Gold medallists Summer McIntosh and Ethan Katzberg held the Maple Leaf high Sunday, part of the final spectacle of the Paris Olympics.
The duo were among the nearly 200 Canadians who participated in a ceremony to close out what has been a record-setting Games for the country.
“Our Olympians have made us proud,” Prime Minister Justin Trudeau said in a statement. “They competed with athletes from around the world and brought home a total of 27 medals. They showed everyone that Canada belongs on the world stage — as leaders and champions at the pinnacle of sport.”
With pink cotton candy-coloured clouds stretched over the open-air Stade de France, Toronto’s McIntosh and Katzberg, of Nanaimo, B.C., paraded across a massive angular stage before taking their spot in a giant circle around the floor of the 80,000-capacity venue.

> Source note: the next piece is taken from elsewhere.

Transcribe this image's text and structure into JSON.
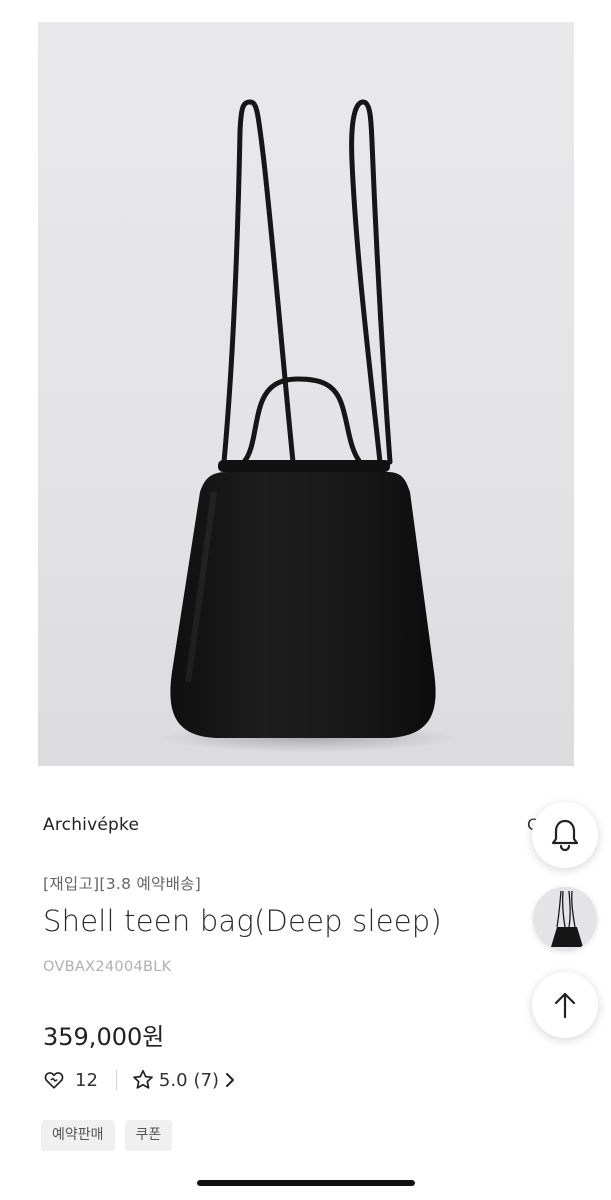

A live orchestra played as flags from more than 200 nations streamed past.
McIntosh, 17, won four medals in Paris, including three gold, and set two Olympic records. The 22-year-old Katzberg claimed the country’s first-ever gold in hammer throw.
More than 100 other Canadian athletes poured in minutes later, leading off two groups of thousands of athletes entering the stadium.

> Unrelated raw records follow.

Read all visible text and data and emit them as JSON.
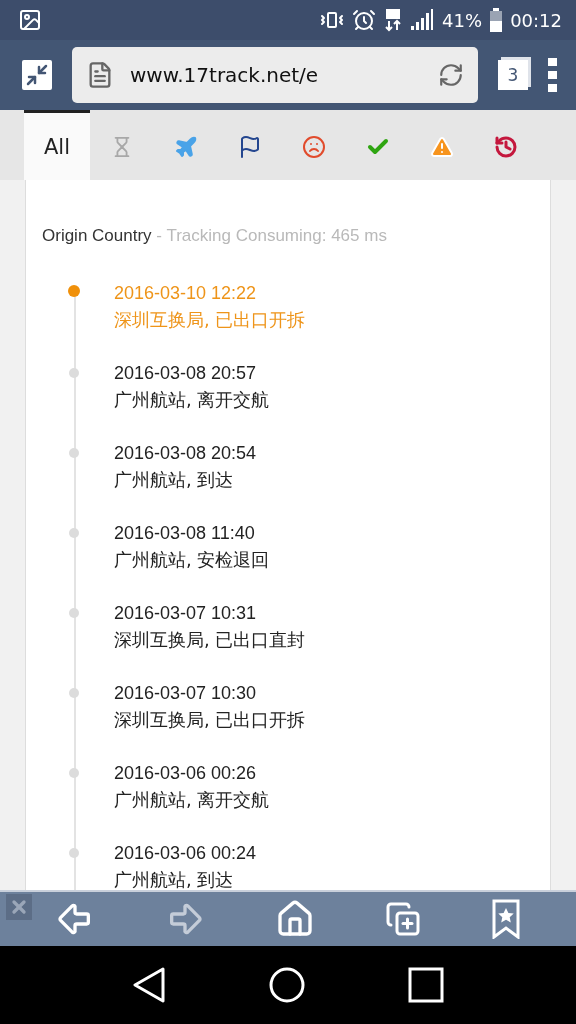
{
  "status_bar": {
    "battery": "41%",
    "time": "00:12"
  },
  "browser": {
    "url": "www.17track.net/e",
    "tab_count": "3"
  },
  "filter_tabs": [
    {
      "kind": "text",
      "label": "All",
      "selected": true
    },
    {
      "kind": "pending",
      "selected": false
    },
    {
      "kind": "transit",
      "selected": false
    },
    {
      "kind": "pickup",
      "selected": false
    },
    {
      "kind": "undelivered",
      "selected": false
    },
    {
      "kind": "delivered",
      "selected": false
    },
    {
      "kind": "alert",
      "selected": false
    },
    {
      "kind": "expired",
      "selected": false
    }
  ],
  "tracking": {
    "origin": "Origin Country",
    "note": "- Tracking Consuming: 465 ms",
    "events": [
      {
        "time": "2016-03-10 12:22",
        "place": "深圳互换局, 已出口开拆",
        "latest": true
      },
      {
        "time": "2016-03-08 20:57",
        "place": "广州航站, 离开交航",
        "latest": false
      },
      {
        "time": "2016-03-08 20:54",
        "place": "广州航站, 到达",
        "latest": false
      },
      {
        "time": "2016-03-08 11:40",
        "place": "广州航站, 安检退回",
        "latest": false
      },
      {
        "time": "2016-03-07 10:31",
        "place": "深圳互换局, 已出口直封",
        "latest": false
      },
      {
        "time": "2016-03-07 10:30",
        "place": "深圳互换局, 已出口开拆",
        "latest": false
      },
      {
        "time": "2016-03-06 00:26",
        "place": "广州航站, 离开交航",
        "latest": false
      },
      {
        "time": "2016-03-06 00:24",
        "place": "广州航站, 到达",
        "latest": false
      }
    ]
  },
  "bottom_toolbar": [
    {
      "kind": "back",
      "disabled": false
    },
    {
      "kind": "forward",
      "disabled": true
    },
    {
      "kind": "home",
      "disabled": false
    },
    {
      "kind": "new-tab",
      "disabled": false
    },
    {
      "kind": "bookmark",
      "disabled": false
    }
  ]
}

Canada’s 184-strong delegation at the ceremony included 130 athletes alongside 54 coaches and support staff.
The Canadians all came dressed in shorts and T-shirts in a dark, galaxy-like pattern with “CAN” written vertically down the back in white letters, and the medal winners proudly carried their hardware around their necks.

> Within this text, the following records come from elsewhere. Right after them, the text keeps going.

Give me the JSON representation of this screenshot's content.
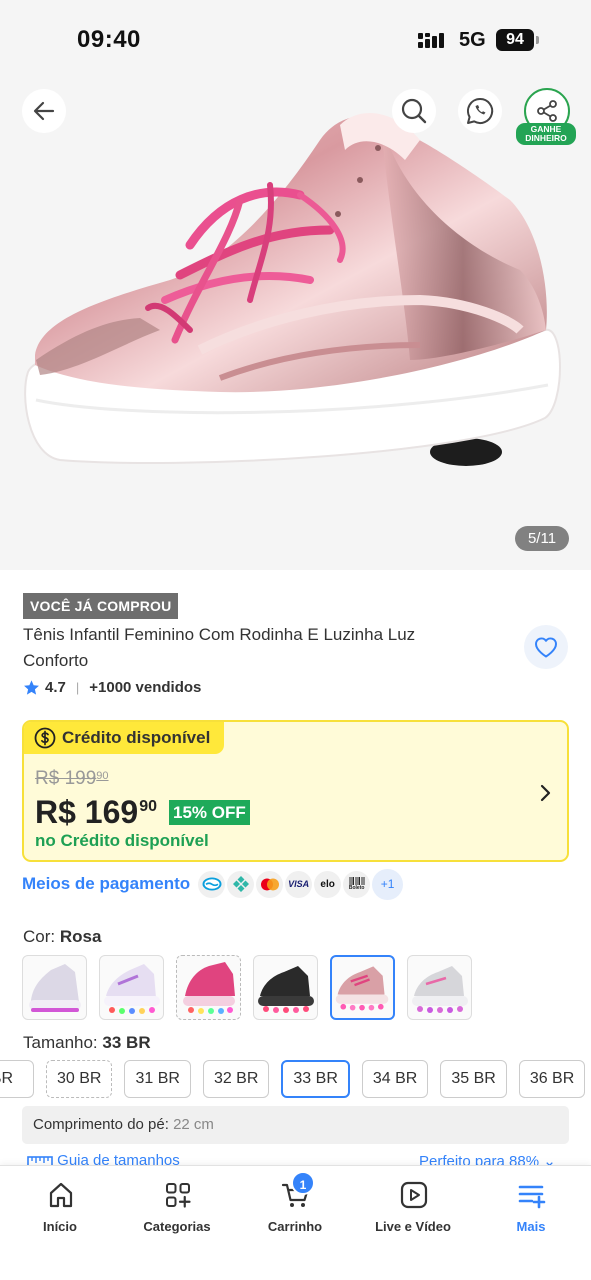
{
  "status_bar": {
    "time": "09:40",
    "network": "5G",
    "battery": "94"
  },
  "gallery": {
    "counter": "5/11",
    "share_badge": [
      "GANHE",
      "DINHEIRO"
    ]
  },
  "product": {
    "tag": "VOCÊ JÁ COMPROU",
    "title": "Tênis Infantil Feminino Com Rodinha E Luzinha Luz Conforto",
    "rating": "4.7",
    "sold": "+1000 vendidos"
  },
  "credit": {
    "header": "Crédito disponível",
    "old_price_int": "R$ 199",
    "old_price_cents": "90",
    "price_int": "R$ 169",
    "price_cents": "90",
    "discount": "15% OFF",
    "note": "no Crédito disponível"
  },
  "payment": {
    "label": "Meios de pagamento",
    "icons": [
      "mercado-pago",
      "pix",
      "mastercard",
      "visa",
      "elo",
      "boleto"
    ],
    "visa": "VISA",
    "elo": "elo",
    "boleto": "Boleto",
    "more": "+1"
  },
  "color": {
    "label": "Cor:",
    "value": "Rosa"
  },
  "size": {
    "label": "Tamanho:",
    "value": "33 BR",
    "options": [
      "BR",
      "30 BR",
      "31 BR",
      "32 BR",
      "33 BR",
      "34 BR",
      "35 BR",
      "36 BR"
    ]
  },
  "foot": {
    "label": "Comprimento do pé:",
    "value": "22 cm"
  },
  "peek": {
    "left": "Guia de tamanhos",
    "right": "Perfeito para 88%"
  },
  "tabbar": {
    "items": [
      "Início",
      "Categorias",
      "Carrinho",
      "Live e Vídeo",
      "Mais"
    ],
    "cart_count": "1"
  },
  "colors": {
    "accent": "#3483fa",
    "credit_bg": "#fffbd8",
    "credit_header": "#ffe83a",
    "success": "#1eaa5a"
  }
}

The stadium screens carried the words, “Together, united for peace.” With the 329 medal events finished, the expected 9,000 athletes — many wearing their shiny medals — and team staffers who filled the arena danced and cheered to the thumping beats.
The stadium, France’s largest, was one of the targets of Islamic State gunmen and suicide bombers who killed 130 people in and around Paris on Nov. 13, 2015. The joy and celebrations that swept Paris during the Games as French athletes racked up 64 medals — 16 of them gold — marked a major watershed in the city’s recovery from that night of terror.
The ceremony closed out a Games that saw Canada collect 27 medals, including nine gold.
The Canadian group waved, blew kisses and clapped as they made their way to their designated area, then danced, took photos and searched for loved ones in the crowd as the rest of the contingents filled the venue’s purple floor.
The stories behind Canada’s athletes show what makes the country great, Trudeau said.
“Their stories are the story of Canada — of kindness and dedication; of compassion and resilience; of hope and hard work,” he said. “Every corner of our diverse country has these stories — some being shared now and some yet to be written.”